Les deux époux prirent place à une table défendue, selon la manière anglaise, par des cloisons qui procuraient à chaque consommateur l’agrément de ne pas voir ses voisins et de ne point en être vu. Chacun mangeait comme les chevaux, seul à son râtelier. On n’était jamais exposé à parler à un autre convive, à lui rendre un de ces légers services qui entretiennent la sociabilité entre les hommes ; on était chez soi, avec soi, rien que pour soi !

Du restaurant, Prétorien se rendit au grand théâtre de la république où se donnait la pièce nouvelle.

Le péristyle était décoré des statues de Shakespeare, de Schiller, de Calderon et de Molière, mises sans doute à la porte pour avertir que leur génie n’avait plus de place au dedans.

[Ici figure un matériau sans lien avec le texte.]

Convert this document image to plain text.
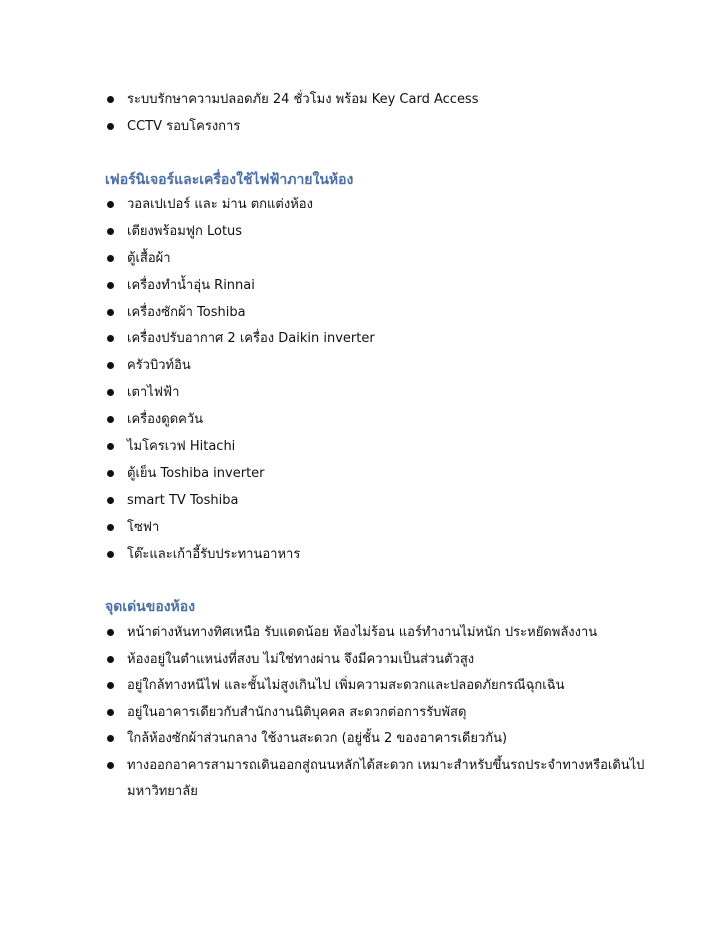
ระบบรักษาความปลอดภัย 24 ชั่วโมง พร้อม Key Card Access
CCTV รอบโครงการ
เฟอร์นิเจอร์และเครื่องใช้ไฟฟ้าภายในห้อง
วอลเปเปอร์ และ ม่าน ตกแต่งห้อง
เตียงพร้อมฟูก Lotus
ตู้เสื้อผ้า
เครื่องทำน้ำอุ่น Rinnai
เครื่องซักผ้า Toshiba
เครื่องปรับอากาศ 2 เครื่อง Daikin inverter
ครัวบิวท์อิน
เตาไฟฟ้า
เครื่องดูดควัน
ไมโครเวฟ Hitachi
ตู้เย็น Toshiba inverter
smart TV Toshiba
โซฟา
โต๊ะและเก้าอี้รับประทานอาหาร
จุดเด่นของห้อง
หน้าต่างหันทางทิศเหนือ รับแดดน้อย ห้องไม่ร้อน แอร์ทำงานไม่หนัก ประหยัดพลังงาน
ห้องอยู่ในตำแหน่งที่สงบ ไม่ใช่ทางผ่าน จึงมีความเป็นส่วนตัวสูง
อยู่ใกล้ทางหนีไฟ และชั้นไม่สูงเกินไป เพิ่มความสะดวกและปลอดภัยกรณีฉุกเฉิน
อยู่ในอาคารเดียวกับสำนักงานนิติบุคคล สะดวกต่อการรับพัสดุ
ใกล้ห้องซักผ้าส่วนกลาง ใช้งานสะดวก (อยู่ชั้น 2 ของอาคารเดียวกัน)
ทางออกอาคารสามารถเดินออกสู่ถนนหลักได้สะดวก เหมาะสำหรับขึ้นรถประจำทางหรือเดินไปมหาวิทยาลัย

Les arrivants trouvèrent la salle éclairée et déjà garnie de spectateurs. C’était cette foule d’artistes, de gens de lettres, de journalistes, conviés à venir prendre les prémices de toutes les fêtes de l’esprit ou du regard, et n’y venant que pour railler l’amphitryon et le festin ; race blasée, dédaigneuse, qui méprise les plaisirs qu’on lui donne, et qui s’indignerait qu’on les lui refusât.